Successivement on répertorie les éléments lexicaux, leurs modes de groupement
et les éléments de signification (transitions et combinaisons). Alors,
idéalement, apparaît un modèle d' éléments et d' articulations récurrents
(ou singuliers), similaires, identiques et analogiques qui, s' il est
révélé par une méthode choisie donc arbitraire, s' offre comme par
surprise à l' analyste. Ce nouvel ensemble peut être maintenant soumis à
toutes les approches externes que l' on voudra : sociologiques,
comparatives, historiques, psychologiques... Nous nous sommes servis de la
psycho-critique de Charles Mauron, de l' anthropologie sémantique de
Perkins et de Dundes, de la sémio-linguistique des greimassiens, mais aucun
recours n' est à rejeter à priori. Ces choix sont conditionnés par le
thème de cette journée d' études. On se souvient de la superposition des
textes par Mauron qui révélait les récurrences thématiques et donc les obsessions
de l' auteur. Guiraud avait usé de méthodes statistiques avec le même
propos. La psychè exhibée estprétexte à perspective sociologique d' où la
nécessité du recours aux méthodes qui analysant la langue y trouvent les
preuves des thèmes sociaux récurrents. Il est loisible de comparer les
résultats des analyses aux déclarations des auteurs, aux différentes formes de
critiques littéraires, celles que le bon Thibaudet classait en spontanées,
professionnelles et artistiques. En
général, se révèle alors, sans aucune préméditation par delà cet ensemble de
concordances et de divergences, un paradigme nodal de valeurs, propositions
provisoires et contradictoires. Seules, peut-être, comparées à ces valeurs,
d' autres valeurs semblables provenant d' autres oeuvres issues des
mêmes milieux culturels, permettront de confirmer et d' infirmer certains
aspects du modèle.
Ce jeu critique, qui ne se
prend pas trop au sérieux, permet d' inférer un ensemble
d' hypothèses (provisoires, communes et contradictoires) quant aux
rapports de ces discours individuels, partageant une situation similaire, avec
les sociétés historiques dont ils sont censés émaner et desquelles ils
reçoivent, plus ou moins directement, une caution particulière.
Mais, en accord avec le
thème de cette rencontre, l' intérêt principal porte sur les éléments
autobiographiques et les récits de vie dans ces trois romans qui sont : Monnè, outrages et défis d' Ahmadou
Kourouma, Le Chercheur d' Afriques
de Henri Lopès et Jour de silence à
Tanger de Tahar Ben Jelloun. Tous trois ont été publiés aux Editions du
Seuil en 1990.
Monnè, outrages et défis rappelle Ségou et plus encore Le Devoir de violence par la situation
historique, Mais la comparaison ne peut être poursuivie au-delà. Kourouma se
livre à la satire pour la seconde fois. Sur toile de fond historique, il tire
les ficelles des_marionnettes modernes des états africains post-coloniaux. La
masse d' événement vécus etnarrés par Kourouma ainsi que les intrusions du
commentatif dans la narration peuvent autoriser à considérer le texte de
Kourouma comme un récit autobiographique romancé.

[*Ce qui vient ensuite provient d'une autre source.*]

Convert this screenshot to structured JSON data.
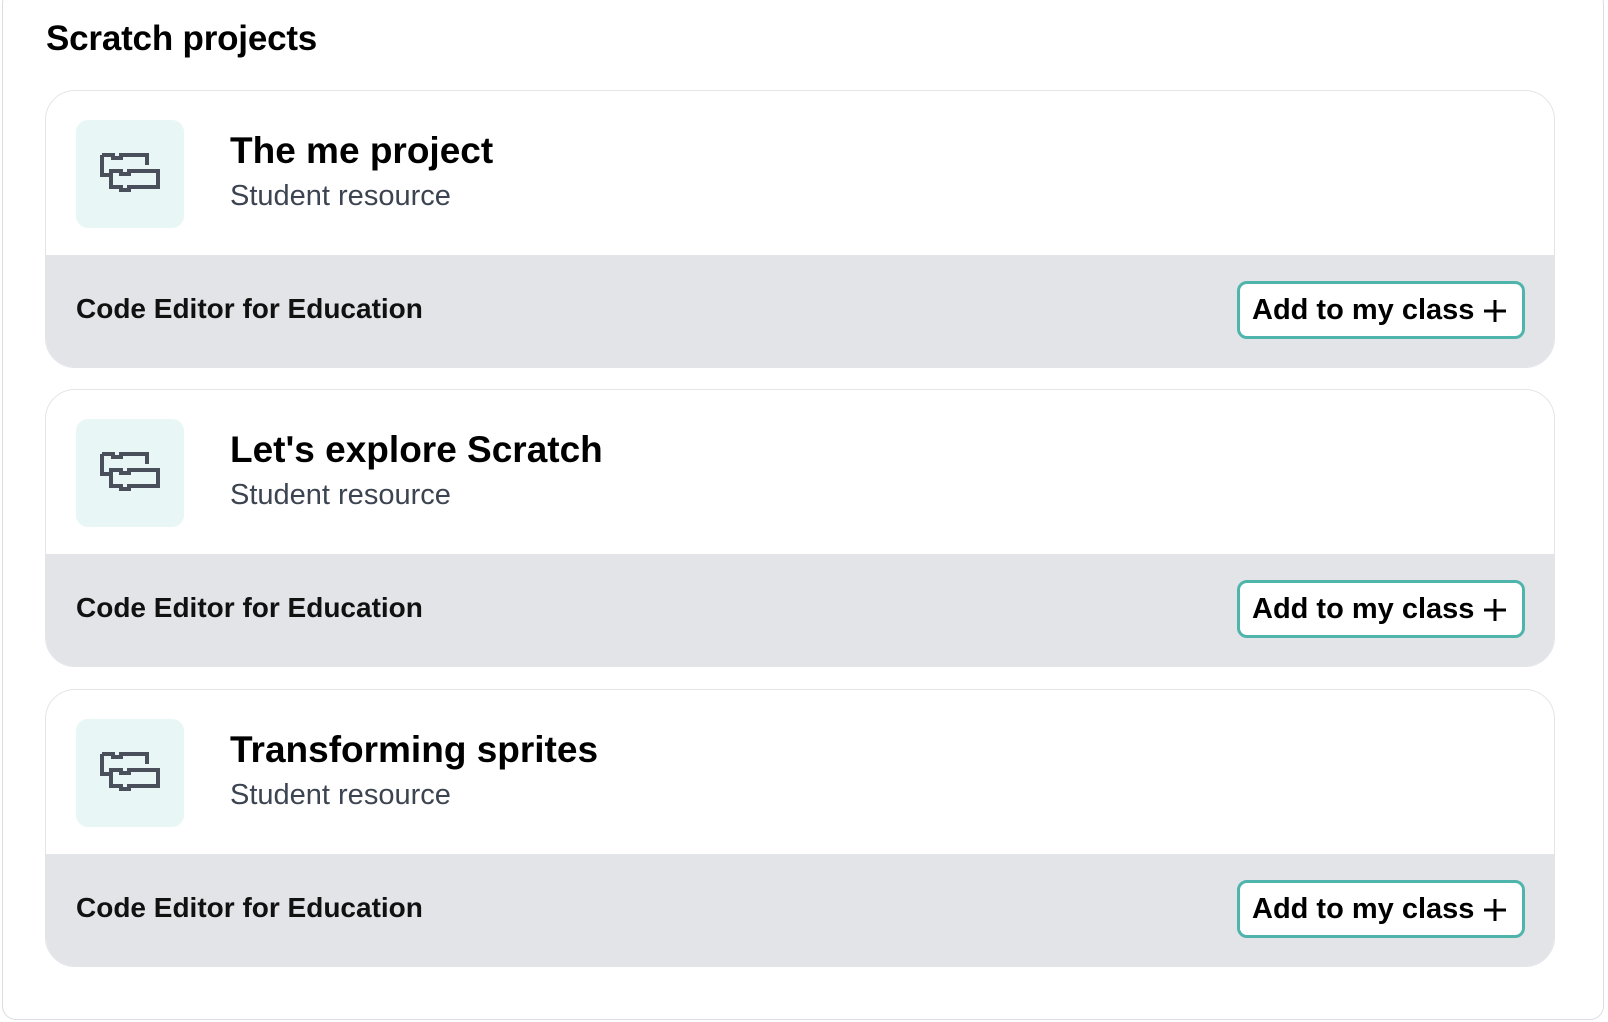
{
  "section": {
    "title": "Scratch projects"
  },
  "cards": [
    {
      "title": "The me project",
      "subtitle": "Student resource",
      "platform": "Code Editor for Education",
      "button_label": "Add to my class",
      "icon": "scratch-blocks-icon"
    },
    {
      "title": "Let's explore Scratch",
      "subtitle": "Student resource",
      "platform": "Code Editor for Education",
      "button_label": "Add to my class",
      "icon": "scratch-blocks-icon"
    },
    {
      "title": "Transforming sprites",
      "subtitle": "Student resource",
      "platform": "Code Editor for Education",
      "button_label": "Add to my class",
      "icon": "scratch-blocks-icon"
    }
  ],
  "colors": {
    "accent": "#4fb5ac",
    "icon_tile_bg": "#e8f6f6",
    "footer_bg": "#e3e4e8",
    "icon_stroke": "#4a4f5c"
  }
}
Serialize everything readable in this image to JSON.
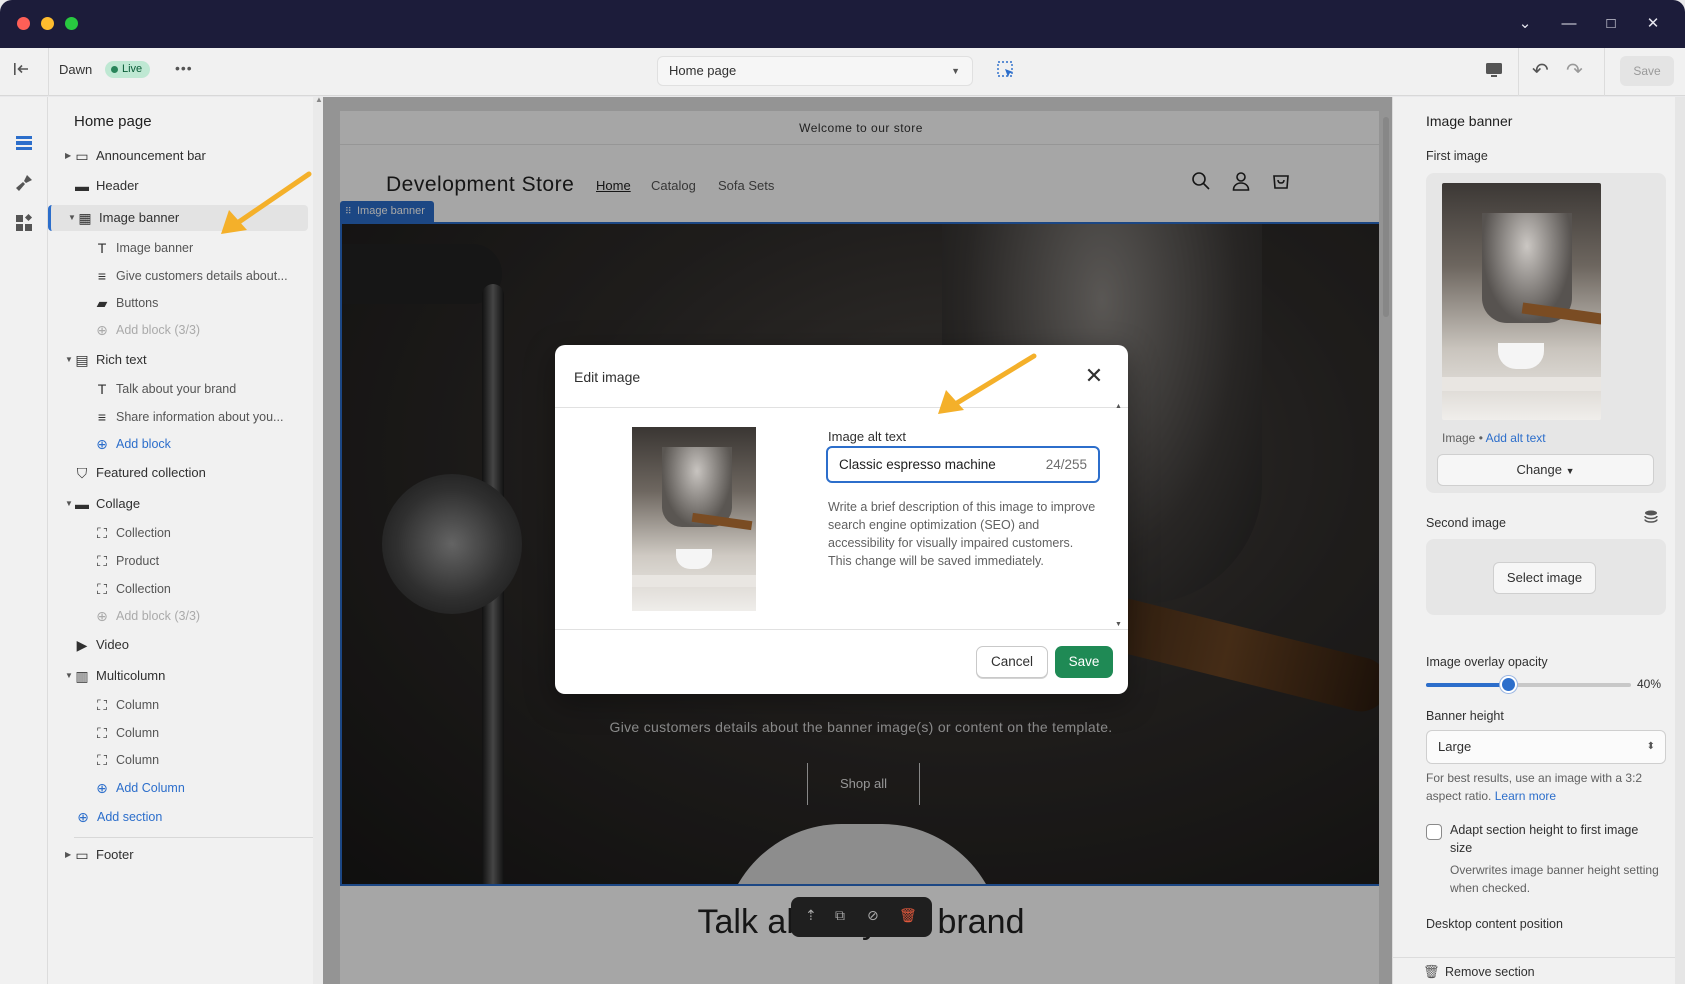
{
  "titlebar": {
    "controls": [
      "⌄",
      "—",
      "□",
      "✕"
    ]
  },
  "toolbar": {
    "theme_name": "Dawn",
    "live_badge": "Live",
    "more": "•••",
    "page_select": "Home page",
    "save_label": "Save"
  },
  "sidebar": {
    "title": "Home page",
    "items": [
      {
        "label": "Announcement bar",
        "icon": "layout-icon",
        "glyph": "▭",
        "level": 0,
        "toggle": "▶"
      },
      {
        "label": "Header",
        "icon": "layout-icon",
        "glyph": "▬",
        "level": 0,
        "toggle": ""
      },
      {
        "label": "Image banner",
        "icon": "image-icon",
        "glyph": "▦",
        "level": 0,
        "toggle": "▼",
        "active": true
      },
      {
        "label": "Image banner",
        "icon": "text-icon",
        "glyph": "T",
        "level": 1
      },
      {
        "label": "Give customers details about...",
        "icon": "paragraph-icon",
        "glyph": "≡",
        "level": 1
      },
      {
        "label": "Buttons",
        "icon": "button-icon",
        "glyph": "▰",
        "level": 1
      },
      {
        "label": "Add block (3/3)",
        "icon": "plus-circle-icon",
        "glyph": "⊕",
        "level": 1,
        "kind": "disabled"
      },
      {
        "label": "Rich text",
        "icon": "paragraph-icon",
        "glyph": "▤",
        "level": 0,
        "toggle": "▼"
      },
      {
        "label": "Talk about your brand",
        "icon": "text-icon",
        "glyph": "T",
        "level": 1
      },
      {
        "label": "Share information about you...",
        "icon": "paragraph-icon",
        "glyph": "≡",
        "level": 1
      },
      {
        "label": "Add block",
        "icon": "plus-circle-icon",
        "glyph": "⊕",
        "level": 1,
        "kind": "add"
      },
      {
        "label": "Featured collection",
        "icon": "tag-icon",
        "glyph": "⛉",
        "level": 0,
        "toggle": ""
      },
      {
        "label": "Collage",
        "icon": "layout-icon",
        "glyph": "▬",
        "level": 0,
        "toggle": "▼"
      },
      {
        "label": "Collection",
        "icon": "frame-icon",
        "glyph": "⛶",
        "level": 1
      },
      {
        "label": "Product",
        "icon": "frame-icon",
        "glyph": "⛶",
        "level": 1
      },
      {
        "label": "Collection",
        "icon": "frame-icon",
        "glyph": "⛶",
        "level": 1
      },
      {
        "label": "Add block (3/3)",
        "icon": "plus-circle-icon",
        "glyph": "⊕",
        "level": 1,
        "kind": "disabled"
      },
      {
        "label": "Video",
        "icon": "play-icon",
        "glyph": "▶",
        "level": 0,
        "toggle": ""
      },
      {
        "label": "Multicolumn",
        "icon": "columns-icon",
        "glyph": "▥",
        "level": 0,
        "toggle": "▼"
      },
      {
        "label": "Column",
        "icon": "frame-icon",
        "glyph": "⛶",
        "level": 1
      },
      {
        "label": "Column",
        "icon": "frame-icon",
        "glyph": "⛶",
        "level": 1
      },
      {
        "label": "Column",
        "icon": "frame-icon",
        "glyph": "⛶",
        "level": 1
      },
      {
        "label": "Add Column",
        "icon": "plus-circle-icon",
        "glyph": "⊕",
        "level": 1,
        "kind": "add"
      },
      {
        "label": "Add section",
        "icon": "plus-circle-icon",
        "glyph": "⊕",
        "level": 0,
        "kind": "add-section"
      },
      {
        "label": "Footer",
        "icon": "layout-icon",
        "glyph": "▭",
        "level": 0,
        "toggle": "▶"
      }
    ]
  },
  "store": {
    "announcement": "Welcome to our store",
    "name": "Development Store",
    "nav": [
      "Home",
      "Catalog",
      "Sofa Sets"
    ],
    "banner_tag": "Image banner",
    "banner_subtitle": "Give customers details about the banner image(s) or content on the template.",
    "banner_button": "Shop all",
    "rich_text_heading": "Talk about your brand"
  },
  "modal": {
    "title": "Edit image",
    "alt_label": "Image alt text",
    "alt_value": "Classic espresso machine",
    "alt_count": "24/255",
    "help": "Write a brief description of this image to improve search engine optimization (SEO) and accessibility for visually impaired customers. This change will be saved immediately.",
    "cancel": "Cancel",
    "save": "Save"
  },
  "settings": {
    "title": "Image banner",
    "first_image_label": "First image",
    "image_caption": "Image",
    "image_caption_sep": " • ",
    "add_alt_text": "Add alt text",
    "change_button": "Change",
    "second_image_label": "Second image",
    "select_image": "Select image",
    "overlay_label": "Image overlay opacity",
    "overlay_value": "40%",
    "overlay_fraction": 0.4,
    "height_label": "Banner height",
    "height_value": "Large",
    "height_help": "For best results, use an image with a 3:2 aspect ratio.",
    "learn_more": "Learn more",
    "adapt_label": "Adapt section height to first image size",
    "adapt_help": "Overwrites image banner height setting when checked.",
    "desktop_position_label": "Desktop content position",
    "remove_section": "Remove section"
  },
  "colors": {
    "accent": "#2c6ecb",
    "save_green": "#1f8a55",
    "arrow": "#f4b02a"
  }
}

Le Chercheur d' Afriques est donné pour récit
biographique. Il raconte la vie d' un métis, André, né sur une rive du
Congo, et qui se rendra en France. Le récit de la rencontre de l' Afrique
et de l' Europe telle que l' éprouve André, en lui et autour de lui,
en France et en Afrique, se termine dans le "pleurer-rire" qui est de
l' ordre de la fiction et qui semble définir le style de cet auteur. Henri
Lopès n' a utilisé qu' une sélection de "biographèmes" et
de certaines de ses 20 premières années s' achevant en 1960.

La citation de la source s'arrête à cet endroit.